Documentary on famous Italian fashion designer Valentino collapses into empty tribute

The central flaw in Matt Tyrnauer's Valentino: The Last Emperor is given away by its title. The film is so reverent, so completely in awe of its subject, that it manages to fail to develop any kind of sophisticated analysis of Valentino Garavani, the famous Italian fashion designer, as well as failing to establish why his story is relevant to anyone outside of the glitterati subculture that seems to have collected around him like celestial debris around a massive gravitational body. Esoteric subjects haven't historically been outside the ambit of documentary filmmakers and Valentino is nothing if not open about the fact that haute couture is an industry that exists exclusively to service the unreasonably rich — and it assumes, in turn, that anyone with an interest in the film will already have a passion for really fancy dresses. The question has to be asked, though: If Tyrnauer wants his audience to have taken at least a correspondence course in Valentinology, then how, exactly, will they benefit from watching his film?

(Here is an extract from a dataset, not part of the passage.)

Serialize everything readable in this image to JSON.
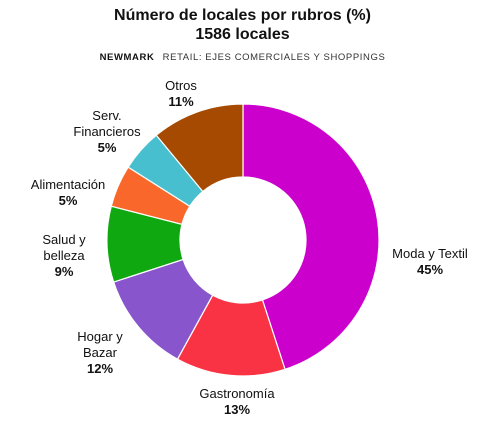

It certainly won't be from the rendering of Valentino's relationship with his business partner of five decades, Giancarlo Giammetti. Though there are a handful of quietly touching moments throughout the film, Tyrnauer is always too distant to capture anything but an executive summary of his subjects’ feelings and Valentino himself never comes off as anything but selfish and impossibly vain. In other words, not the sort of man a film audience wants everything to work out for in the end (Valentino’s extensive philanthropic work is ignored). Nor will audiences watch it for the cutting insight offered into the absurd excess of Valentino's world. His six identical pug dogs and his friendship with Rosario of Bulgaria are about as eccentric as Valentino gets in the film and Tyrnauer doesn't even allude to the fashion designer's history of strange behaviour (See: driving around Rome in a bulletproof red limo when the Marxist-Leninist terrorist group Brigate Rosse were operating there, the fact that he owns a castle, etc.).

The only thing left, then, is the occasional appearance of beautiful women in pretty, pretty dresses backed by loud techno music — which might well be enough to get you through the 96-minute runtime, although if that's the case, a colouring book with pictures of your favourite horses might do the job just as readily and a fair bit cheaper to boot.

Tyrnauer himself is a special correspondent for Vanity Fair magazine, so perhaps it shouldn’t be surprising that his film takes such a fiercely insular perspective and those who aren't frightened by that will probably have a fine time watching it. For anyone who isn't a fashionista or fashionista wannabe, Valentino will feel like the third act of a film they've mistakenly wandered in to; the saccharine, excessively laudatory conclusion of a man's story who, for what Tyrnauer gives us, doesn't seem to deserve it.